Vanessa Bárbara (São Paulo, 1982). Jornalista e tradutora – atividades que exerce ao lado do seu principal interesse: o exercício com a palavra como escritora. Foi colaborada em mídias como a revista Piauí e Folha de São Paulo. Recebeu o Prêmio Jabuti na categoria reportagem pelo livro O livro amarelo do Terminal, publicado pela extinta Cosac Naify sobre o cotidiano da Rodoviária do Tietê. O primeiro romance da escritora veio a quatro mãos, com Emilio Fraia, O verão do Chibo. Foi selecionada para a coletânea Os melhores jovens escritores brasileiros da prestigiada revista Granta. É autora ainda, dentre outros trabalhos, que variam entre histórias em quadrinhos e crônicas, de Noites de alface e Operação impensável. Para Marco Severo, escritor e colunista no site LiteraturaBr “Vanessa escreve precisamente sobre o que sabe. Escrever sobre o que você sabe não significa escrever apenas sobre as coisas ao seu redor, embora seja isso também. É um ato autoconsciente de desnudar-se, fazendo epifanias diárias de modo a descobrir aquilo em que se acredita, o que te faz sentir, como seu eu faz com que os outros se sintam sobre você, o que tem real importância, o que se sobressai, o que tem relevância pra você no mundo, como você um dia viveu, como vive hoje, o que te surpreende, o que você aceita, o que você não tolera – a lista é longa. Mas, em outras palavras, é tratar daquilo que faz de você quem você é”.

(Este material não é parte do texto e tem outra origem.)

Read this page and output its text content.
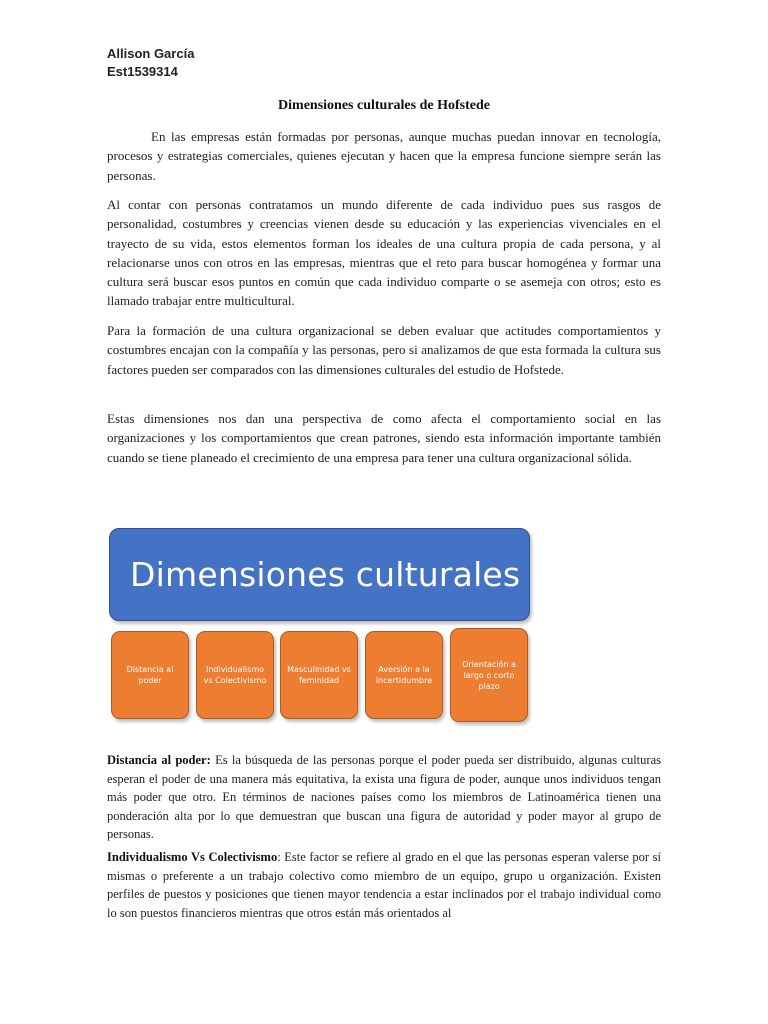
Allison García
Est1539314
Dimensiones culturales de Hofstede

En las empresas están formadas por personas, aunque muchas puedan innovar en tecnología, procesos y estrategias comerciales, quienes ejecutan y hacen que la empresa funcione siempre serán las personas.

Al contar con personas contratamos un mundo diferente de cada individuo pues sus rasgos de personalidad, costumbres y creencias vienen desde su educación y las experiencias vivenciales en el trayecto de su vida, estos elementos forman los ideales de una cultura propia de cada persona, y al relacionarse unos con otros en las empresas, mientras que el reto para buscar homogénea y formar una cultura será buscar esos puntos en común que cada individuo comparte o se asemeja con otros; esto es llamado trabajar entre multicultural.

Para la formación de una cultura organizacional se deben evaluar que actitudes comportamientos y costumbres encajan con la compañía y las personas, pero si analizamos de que esta formada la cultura sus factores pueden ser comparados con las dimensiones culturales del estudio de Hofstede.

Estas dimensiones nos dan una perspectiva de como afecta el comportamiento social en las organizaciones y los comportamientos que crean patrones, siendo esta información importante también cuando se tiene planeado el crecimiento de una empresa para tener una cultura organizacional sólida.

Dimensiones culturales
Distancia al poder
Individualismo vs Colectivismo
Masculinidad vs feminidad
Aversión a la incertidumbre
Orientación a largo o corto plazo

Distancia al poder: Es la búsqueda de las personas porque el poder pueda ser distribuido, algunas culturas esperan el poder de una manera más equitativa, la exista una figura de poder, aunque unos individuos tengan más poder que otro. En términos de naciones países como los miembros de Latinoamérica tienen una ponderación alta por lo que demuestran que buscan una figura de autoridad y poder mayor al grupo de personas.

Individualismo Vs Colectivismo: Este factor se refiere al grado en el que las personas esperan valerse por sí mismas o preferente a un trabajo colectivo como miembro de un equipo, grupo u organización. Existen perfiles de puestos y posiciones que tienen mayor tendencia a estar inclinados por el trabajo individual como lo son puestos financieros mientras que otros están más orientados al
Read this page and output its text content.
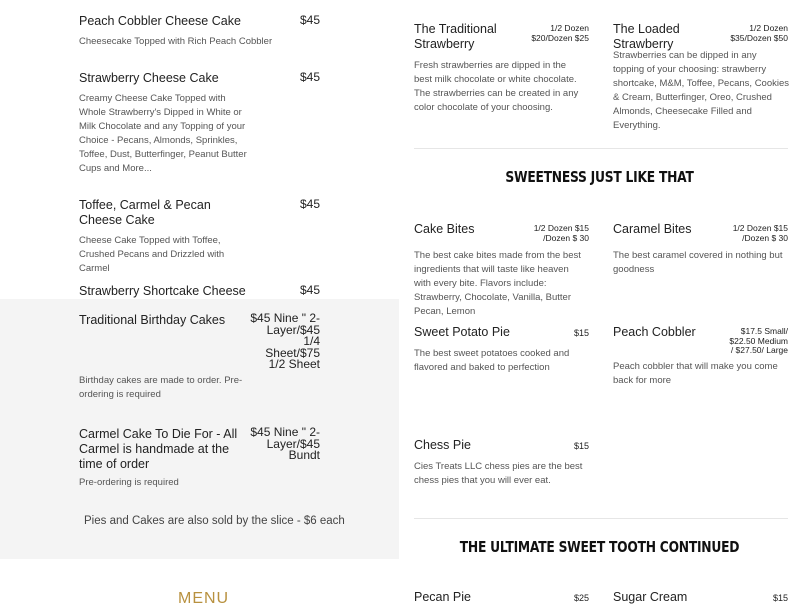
Peach Cobbler Cheese Cake
Cheesecake Topped with Rich Peach Cobbler
$45
Strawberry Cheese Cake
Creamy Cheese Cake Topped with Whole Strawberry's Dipped in White or Milk Chocolate and any Topping of your Choice - Pecans, Almonds, Sprinkles, Toffee, Dust, Butterfinger, Peanut Butter Cups and More...
$45
Toffee, Carmel & Pecan Cheese Cake
Cheese Cake Topped with Toffee, Crushed Pecans and Drizzled with Carmel
$45
Strawberry Shortcake Cheese	$45
Traditional Birthday Cakes	$45 Nine " 2-Layer/$45 1/4 Sheet/$75 1/2 Sheet
Birthday cakes are made to order. Pre-ordering is required
Carmel Cake To Die For - All Carmel is handmade at the time of order
Pre-ordering is required
$45 Nine " 2-Layer/$45 Bundt
Pies and Cakes are also sold by the slice - $6 each
MENU
The Traditional Strawberry
1/2 Dozen $20/Dozen $25
Fresh strawberries are dipped in the best milk chocolate or white chocolate. The strawberries can be created in any color chocolate of your choosing.
The Loaded Strawberry
1/2 Dozen $35/Dozen $50
Strawberries can be dipped in any topping of your choosing: strawberry shortcake, M&M, Toffee, Pecans, Cookies & Cream, Butterfinger, Oreo, Crushed Almonds, Cheesecake Filled and Everything.
SWEETNESS JUST LIKE THAT
Cake Bites	1/2 Dozen $15 /Dozen $ 30
The best cake bites made from the best ingredients that will taste like heaven with every bite. Flavors include: Strawberry, Chocolate, Vanilla, Butter Pecan, Lemon
Caramel Bites	1/2 Dozen $15 /Dozen $ 30
The best caramel covered in nothing but goodness
Sweet Potato Pie	$15
The best sweet potatoes cooked and flavored and baked to perfection
Peach Cobbler	$17.5 Small/ $22.50 Medium / $27.50/ Large
Peach cobbler that will make you come back for more
Chess Pie	$15
Cies Treats LLC chess pies are the best chess pies that you will ever eat.
THE ULTIMATE SWEET TOOTH CONTINUED
Pecan Pie	$25 Sugar Cream	$15
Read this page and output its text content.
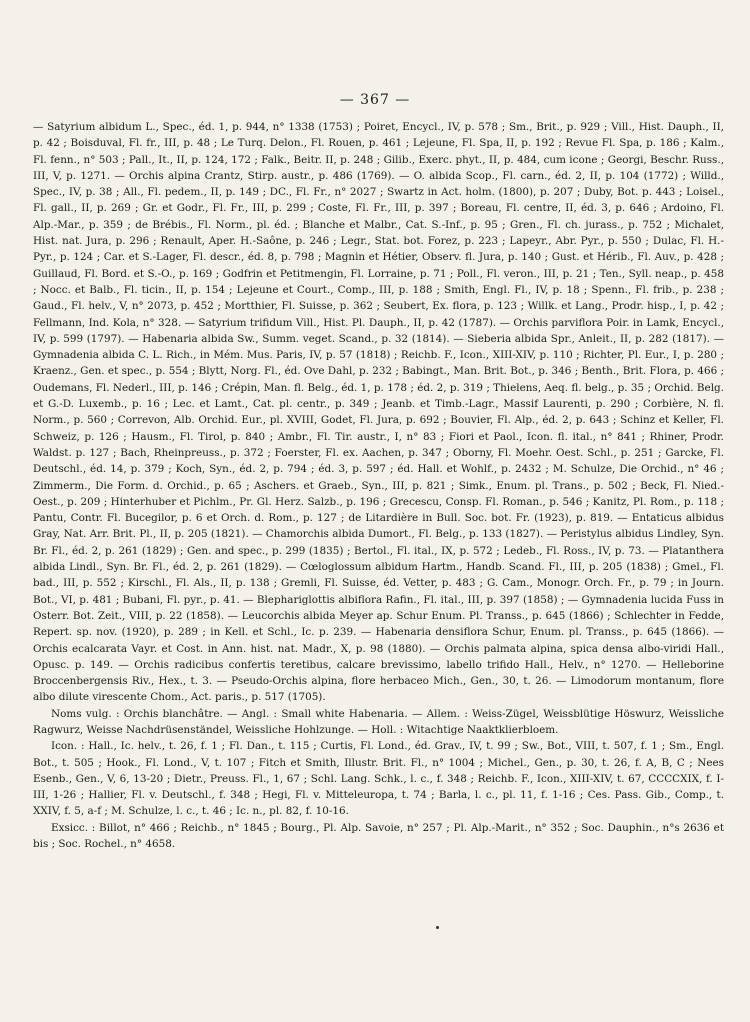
— 367 —

— Satyrium albidum L., Spec., éd. 1, p. 944, n° 1338 (1753) ; Poiret, Encycl., IV, p. 578 ; Sm., Brit., p. 929 ; Vill., Hist. Dauph., II, p. 42 ; Boisduval, Fl. fr., III, p. 48 ; Le Turq. Delon., Fl. Rouen, p. 461 ; Lejeune, Fl. Spa, II, p. 192 ; Revue Fl. Spa, p. 186 ; Kalm., Fl. fenn., n° 503 ; Pall., It., II, p. 124, 172 ; Falk., Beitr. II, p. 248 ; Gilib., Exerc. phyt., II, p. 484, cum icone ; Georgi, Beschr. Russ., III, V, p. 1271. — Orchis alpina Crantz, Stirp. austr., p. 486 (1769). — O. albida Scop., Fl. carn., éd. 2, II, p. 104 (1772) ; Willd., Spec., IV, p. 38 ; All., Fl. pedem., II, p. 149 ; DC., Fl. Fr., n° 2027 ; Swartz in Act. holm. (1800), p. 207 ; Duby, Bot. p. 443 ; Loisel., Fl. gall., II, p. 269 ; Gr. et Godr., Fl. Fr., III, p. 299 ; Coste, Fl. Fr., III, p. 397 ; Boreau, Fl. centre, II, éd. 3, p. 646 ; Ardoino, Fl. Alp.-Mar., p. 359 ; de Brébis., Fl. Norm., pl. éd. ; Blanche et Malbr., Cat. S.-Inf., p. 95 ; Gren., Fl. ch. jurass., p. 752 ; Michalet, Hist. nat. Jura, p. 296 ; Renault, Aper. H.-Saône, p. 246 ; Legr., Stat. bot. Forez, p. 223 ; Lapeyr., Abr. Pyr., p. 550 ; Dulac, Fl. H.-Pyr., p. 124 ; Car. et S.-Lager, Fl. descr., éd. 8, p. 798 ; Magnin et Hétier, Observ. fl. Jura, p. 140 ; Gust. et Hérib., Fl. Auv., p. 428 ; Guillaud, Fl. Bord. et S.-O., p. 169 ; Godfrin et Petitmengin, Fl. Lorraine, p. 71 ; Poll., Fl. veron., III, p. 21 ; Ten., Syll. neap., p. 458 ; Nocc. et Balb., Fl. ticin., II, p. 154 ; Lejeune et Court., Comp., III, p. 188 ; Smith, Engl. Fl., IV, p. 18 ; Spenn., Fl. frib., p. 238 ; Gaud., Fl. helv., V, n° 2073, p. 452 ; Mortthier, Fl. Suisse, p. 362 ; Seubert, Ex. flora, p. 123 ; Willk. et Lang., Prodr. hisp., I, p. 42 ; Fellmann, Ind. Kola, n° 328. — Satyrium trifidum Vill., Hist. Pl. Dauph., II, p. 42 (1787). — Orchis parviflora Poir. in Lamk, Encycl., IV, p. 599 (1797). — Habenaria albida Sw., Summ. veget. Scand., p. 32 (1814). — Sieberia albida Spr., Anleit., II, p. 282 (1817). — Gymnadenia albida C. L. Rich., in Mém. Mus. Paris, IV, p. 57 (1818) ; Reichb. F., Icon., XIII-XIV, p. 110 ; Richter, Pl. Eur., I, p. 280 ; Kraenz., Gen. et spec., p. 554 ; Blytt, Norg. Fl., éd. Ove Dahl, p. 232 ; Babingt., Man. Brit. Bot., p. 346 ; Benth., Brit. Flora, p. 466 ; Oudemans, Fl. Nederl., III, p. 146 ; Crépin, Man. fl. Belg., éd. 1, p. 178 ; éd. 2, p. 319 ; Thielens, Aeq. fl. belg., p. 35 ; Orchid. Belg. et G.-D. Luxemb., p. 16 ; Lec. et Lamt., Cat. pl. centr., p. 349 ; Jeanb. et Timb.-Lagr., Massif Laurenti, p. 290 ; Corbière, N. fl. Norm., p. 560 ; Correvon, Alb. Orchid. Eur., pl. XVIII, Godet, Fl. Jura, p. 692 ; Bouvier, Fl. Alp., éd. 2, p. 643 ; Schinz et Keller, Fl. Schweiz, p. 126 ; Hausm., Fl. Tirol, p. 840 ; Ambr., Fl. Tir. austr., I, n° 83 ; Fiori et Paol., Icon. fl. ital., n° 841 ; Rhiner, Prodr. Waldst. p. 127 ; Bach, Rheinpreuss., p. 372 ; Foerster, Fl. ex. Aachen, p. 347 ; Oborny, Fl. Moehr. Oest. Schl., p. 251 ; Garcke, Fl. Deutschl., éd. 14, p. 379 ; Koch, Syn., éd. 2, p. 794 ; éd. 3, p. 597 ; éd. Hall. et Wohlf., p. 2432 ; M. Schulze, Die Orchid., n° 46 ; Zimmerm., Die Form. d. Orchid., p. 65 ; Aschers. et Graeb., Syn., III, p. 821 ; Simk., Enum. pl. Trans., p. 502 ; Beck, Fl. Nied.-Oest., p. 209 ; Hinterhuber et Pichlm., Pr. Gl. Herz. Salzb., p. 196 ; Grecescu, Consp. Fl. Roman., p. 546 ; Kanitz, Pl. Rom., p. 118 ; Pantu, Contr. Fl. Bucegilor, p. 6 et Orch. d. Rom., p. 127 ; de Litardière in Bull. Soc. bot. Fr. (1923), p. 819. — Entaticus albidus Gray, Nat. Arr. Brit. Pl., II, p. 205 (1821). — Chamorchis albida Dumort., Fl. Belg., p. 133 (1827). — Peristylus albidus Lindley, Syn. Br. Fl., éd. 2, p. 261 (1829) ; Gen. and spec., p. 299 (1835) ; Bertol., Fl. ital., IX, p. 572 ; Ledeb., Fl. Ross., IV, p. 73. — Platanthera albida Lindl., Syn. Br. Fl., éd. 2, p. 261 (1829). — Cœloglossum albidum Hartm., Handb. Scand. Fl., III, p. 205 (1838) ; Gmel., Fl. bad., III, p. 552 ; Kirschl., Fl. Als., II, p. 138 ; Gremli, Fl. Suisse, éd. Vetter, p. 483 ; G. Cam., Monogr. Orch. Fr., p. 79 ; in Journ. Bot., VI, p. 481 ; Bubani, Fl. pyr., p. 41. — Blephariglottis albiflora Rafin., Fl. ital., III, p. 397 (1858) ; — Gymnadenia lucida Fuss in Osterr. Bot. Zeit., VIII, p. 22 (1858). — Leucorchis albida Meyer ap. Schur Enum. Pl. Transs., p. 645 (1866) ; Schlechter in Fedde, Repert. sp. nov. (1920), p. 289 ; in Kell. et Schl., Ic. p. 239. — Habenaria densiflora Schur, Enum. pl. Transs., p. 645 (1866). — Orchis ecalcarata Vayr. et Cost. in Ann. hist. nat. Madr., X, p. 98 (1880). — Orchis palmata alpina, spica densa albo-viridi Hall., Opusc. p. 149. — Orchis radicibus confertis teretibus, calcare brevissimo, labello trifido Hall., Helv., n° 1270. — Helleborine Broccenbergensis Riv., Hex., t. 3. — Pseudo-Orchis alpina, flore herbaceo Mich., Gen., 30, t. 26. — Limodorum montanum, flore albo dilute virescente Chom., Act. paris., p. 517 (1705).

Noms vulg. : Orchis blanchâtre. — Angl. : Small white Habenaria. — Allem. : Weiss-Zügel, Weissblütige Höswurz, Weissliche Ragwurz, Weisse Nachdrüsenständel, Weissliche Hohlzunge. — Holl. : Witachtige Naaktklierbloem.

Icon. : Hall., Ic. helv., t. 26, f. 1 ; Fl. Dan., t. 115 ; Curtis, Fl. Lond., éd. Grav., IV, t. 99 ; Sw., Bot., VIII, t. 507, f. 1 ; Sm., Engl. Bot., t. 505 ; Hook., Fl. Lond., V, t. 107 ; Fitch et Smith, Illustr. Brit. Fl., n° 1004 ; Michel., Gen., p. 30, t. 26, f. A, B, C ; Nees Esenb., Gen., V, 6, 13-20 ; Dietr., Preuss. Fl., 1, 67 ; Schl. Lang. Schk., l. c., f. 348 ; Reichb. F., Icon., XIII-XIV, t. 67, CCCCXIX, f. I-III, 1-26 ; Hallier, Fl. v. Deutschl., f. 348 ; Hegi, Fl. v. Mitteleuropa, t. 74 ; Barla, l. c., pl. 11, f. 1-16 ; Ces. Pass. Gib., Comp., t. XXIV, f. 5, a-f ; M. Schulze, l. c., t. 46 ; Ic. n., pl. 82, f. 10-16.

Exsicc. : Billot, n° 466 ; Reichb., n° 1845 ; Bourg., Pl. Alp. Savoie, n° 257 ; Pl. Alp.-Marit., n° 352 ; Soc. Dauphin., n°s 2636 et bis ; Soc. Rochel., n° 4658.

Débora Ferraz (Serra Talhada, 1987). Ao comentar sobre Enquanto Deus não está olhando, o primeiro romance da escritora, Alfredo Monte a define como “surpreendente ficcionista”, e lê sua literatura como autenticamente inovadora sem nada a dever a nomes como Clarice Lispector ou Lygia Fagundes Telles. Débora formou-se em Jornalismo pela Universidade Federal da Paraíba e, antes do romance que venceu o Prêmio São Paulo de Literatura, escreveu contos, reunidos em Os anjos, seu primeiro livro, publicado em 2012.